La Havane, 2014. À bientôt soixante ans, l’ex-flic Mario Conde vivote du maigre commerce de livres anciens lorsqu’un vieil ami de classe lui demande son aide pour retrouver la statue d’une miraculeuse Vierge Noire dont il a hérité. Sauvée par son grand-père fuyant la Catalogne en 1936, cette vierge lui a été dérobée par son amant. Pourquoi une telle fascination – qui va aller jusqu’au meurtre – pour cette statue ?Le dernier livre de Leonardo Padura (Ce qui désirait arriver, NB juillet-août 2016) conjugue, comme c’est souvent le cas dans ses romans précédents, enquête policière et fresque sociale haute en couleurs. Des quartiers huppés de La Havane aux bidonvilles misérables et délabrés, on ressent profondément, grâce au style très coloré, le fossé qui sépare une population que taraude la faim permanente, survivant à coups de café et de mauvais rhum, d’un certain nombre de privilégiés vivant dans l’opulence, souvent à partir de trafics juteux et mafieux.

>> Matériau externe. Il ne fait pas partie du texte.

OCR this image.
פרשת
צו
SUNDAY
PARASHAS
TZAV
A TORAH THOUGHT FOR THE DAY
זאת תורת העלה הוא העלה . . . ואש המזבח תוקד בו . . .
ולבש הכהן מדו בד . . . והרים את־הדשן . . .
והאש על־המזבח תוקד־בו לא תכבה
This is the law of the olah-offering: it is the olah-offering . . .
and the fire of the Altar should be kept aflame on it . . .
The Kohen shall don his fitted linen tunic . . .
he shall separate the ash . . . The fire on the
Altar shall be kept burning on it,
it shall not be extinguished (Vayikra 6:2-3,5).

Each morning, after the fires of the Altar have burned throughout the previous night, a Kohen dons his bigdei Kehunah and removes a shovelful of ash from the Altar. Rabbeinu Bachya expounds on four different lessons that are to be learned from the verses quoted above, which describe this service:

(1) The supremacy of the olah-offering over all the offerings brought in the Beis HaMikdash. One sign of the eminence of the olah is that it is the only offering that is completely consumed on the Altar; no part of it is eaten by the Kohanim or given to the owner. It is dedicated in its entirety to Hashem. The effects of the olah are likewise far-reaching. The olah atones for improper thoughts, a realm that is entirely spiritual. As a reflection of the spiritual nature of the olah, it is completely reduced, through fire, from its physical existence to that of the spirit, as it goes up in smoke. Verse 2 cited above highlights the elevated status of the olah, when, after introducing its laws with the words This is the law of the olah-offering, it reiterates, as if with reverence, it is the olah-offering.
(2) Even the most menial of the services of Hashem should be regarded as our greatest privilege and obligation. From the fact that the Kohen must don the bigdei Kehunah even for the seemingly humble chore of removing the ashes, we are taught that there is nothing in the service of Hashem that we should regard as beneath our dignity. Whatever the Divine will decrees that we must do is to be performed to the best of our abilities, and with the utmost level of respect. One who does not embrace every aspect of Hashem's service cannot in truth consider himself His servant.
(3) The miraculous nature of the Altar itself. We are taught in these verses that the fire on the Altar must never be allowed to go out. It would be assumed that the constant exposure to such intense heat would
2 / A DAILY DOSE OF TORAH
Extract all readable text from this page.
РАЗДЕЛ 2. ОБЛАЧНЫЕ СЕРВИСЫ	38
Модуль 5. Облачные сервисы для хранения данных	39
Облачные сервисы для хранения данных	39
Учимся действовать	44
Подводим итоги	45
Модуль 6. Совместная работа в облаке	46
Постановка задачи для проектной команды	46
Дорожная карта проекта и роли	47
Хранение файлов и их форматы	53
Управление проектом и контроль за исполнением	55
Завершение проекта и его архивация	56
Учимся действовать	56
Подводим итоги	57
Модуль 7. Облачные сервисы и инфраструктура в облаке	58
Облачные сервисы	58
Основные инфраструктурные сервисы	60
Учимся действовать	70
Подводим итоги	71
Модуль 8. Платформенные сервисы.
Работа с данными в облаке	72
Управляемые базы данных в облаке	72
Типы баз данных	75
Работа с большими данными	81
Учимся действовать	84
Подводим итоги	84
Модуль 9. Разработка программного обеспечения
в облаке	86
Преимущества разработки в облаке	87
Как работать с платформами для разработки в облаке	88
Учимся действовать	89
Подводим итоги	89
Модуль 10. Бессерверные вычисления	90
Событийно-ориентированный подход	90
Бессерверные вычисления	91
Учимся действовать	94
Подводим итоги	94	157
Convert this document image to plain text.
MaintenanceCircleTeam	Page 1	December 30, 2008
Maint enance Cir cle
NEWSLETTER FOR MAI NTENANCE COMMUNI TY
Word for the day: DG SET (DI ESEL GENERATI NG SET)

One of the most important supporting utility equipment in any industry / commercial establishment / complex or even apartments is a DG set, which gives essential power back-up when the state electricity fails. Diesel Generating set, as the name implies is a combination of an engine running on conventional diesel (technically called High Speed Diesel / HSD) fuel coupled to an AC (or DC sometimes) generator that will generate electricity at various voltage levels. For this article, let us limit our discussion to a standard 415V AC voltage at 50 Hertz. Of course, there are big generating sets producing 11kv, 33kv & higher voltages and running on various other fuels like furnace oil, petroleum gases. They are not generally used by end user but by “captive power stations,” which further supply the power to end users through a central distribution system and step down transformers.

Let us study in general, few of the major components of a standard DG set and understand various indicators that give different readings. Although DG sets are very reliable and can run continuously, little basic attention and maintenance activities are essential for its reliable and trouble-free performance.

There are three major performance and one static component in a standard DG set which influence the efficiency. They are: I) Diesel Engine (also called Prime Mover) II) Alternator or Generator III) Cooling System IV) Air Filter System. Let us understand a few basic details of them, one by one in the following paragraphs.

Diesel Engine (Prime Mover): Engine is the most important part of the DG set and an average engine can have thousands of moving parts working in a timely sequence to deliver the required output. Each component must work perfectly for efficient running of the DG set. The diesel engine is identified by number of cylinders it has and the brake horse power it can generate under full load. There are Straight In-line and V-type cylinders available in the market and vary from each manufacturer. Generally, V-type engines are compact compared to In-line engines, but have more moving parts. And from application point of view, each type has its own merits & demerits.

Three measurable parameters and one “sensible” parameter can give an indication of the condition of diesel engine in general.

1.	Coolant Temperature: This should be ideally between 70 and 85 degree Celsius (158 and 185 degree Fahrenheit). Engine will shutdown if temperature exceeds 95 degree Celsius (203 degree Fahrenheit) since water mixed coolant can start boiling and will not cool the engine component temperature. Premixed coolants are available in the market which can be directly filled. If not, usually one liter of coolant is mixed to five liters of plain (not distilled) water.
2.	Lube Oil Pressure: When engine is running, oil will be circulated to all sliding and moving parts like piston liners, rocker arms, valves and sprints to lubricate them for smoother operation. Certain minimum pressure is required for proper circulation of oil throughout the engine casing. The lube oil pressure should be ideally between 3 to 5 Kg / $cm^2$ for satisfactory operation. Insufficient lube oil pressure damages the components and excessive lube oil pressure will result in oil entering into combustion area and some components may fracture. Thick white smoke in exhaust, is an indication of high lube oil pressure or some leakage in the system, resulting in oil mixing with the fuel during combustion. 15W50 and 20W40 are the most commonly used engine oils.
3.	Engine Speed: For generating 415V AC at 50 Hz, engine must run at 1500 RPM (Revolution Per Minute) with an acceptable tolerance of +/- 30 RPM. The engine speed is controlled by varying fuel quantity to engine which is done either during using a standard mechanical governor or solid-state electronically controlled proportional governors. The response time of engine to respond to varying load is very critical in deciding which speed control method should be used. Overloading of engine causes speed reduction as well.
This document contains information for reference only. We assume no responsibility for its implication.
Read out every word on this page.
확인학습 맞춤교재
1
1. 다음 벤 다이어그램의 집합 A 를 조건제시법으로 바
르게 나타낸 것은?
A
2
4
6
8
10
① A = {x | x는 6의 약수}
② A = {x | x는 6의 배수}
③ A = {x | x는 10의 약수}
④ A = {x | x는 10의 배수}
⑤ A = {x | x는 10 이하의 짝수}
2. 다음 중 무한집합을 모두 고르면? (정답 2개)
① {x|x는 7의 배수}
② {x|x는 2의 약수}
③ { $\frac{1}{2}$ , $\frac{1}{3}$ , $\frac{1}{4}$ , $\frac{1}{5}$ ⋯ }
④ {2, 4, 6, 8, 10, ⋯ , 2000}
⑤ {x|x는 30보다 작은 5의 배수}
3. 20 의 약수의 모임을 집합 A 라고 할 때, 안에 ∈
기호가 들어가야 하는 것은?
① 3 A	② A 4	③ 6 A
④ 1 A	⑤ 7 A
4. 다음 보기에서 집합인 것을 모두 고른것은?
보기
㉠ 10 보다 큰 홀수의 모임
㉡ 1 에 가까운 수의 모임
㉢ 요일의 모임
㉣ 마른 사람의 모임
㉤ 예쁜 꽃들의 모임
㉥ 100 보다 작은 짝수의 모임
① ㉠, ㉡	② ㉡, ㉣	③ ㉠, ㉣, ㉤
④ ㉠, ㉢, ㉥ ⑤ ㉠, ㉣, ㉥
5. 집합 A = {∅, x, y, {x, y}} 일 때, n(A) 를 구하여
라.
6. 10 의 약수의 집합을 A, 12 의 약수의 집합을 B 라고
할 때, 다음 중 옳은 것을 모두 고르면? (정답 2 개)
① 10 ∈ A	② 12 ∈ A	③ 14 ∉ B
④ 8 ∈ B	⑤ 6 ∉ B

La profonde humanité du personnage récurrent, ex-policier vieillissant, au flair infaillible et au regard désabusé, la peinture de ce petit monde pittoresque, l’histoire de la statue, les flash-back historiques sur les croisades et le naufrage des Templiers, ajoutent à l’intérêt de ce roman passionnant. (A.M. et M.-N.P.)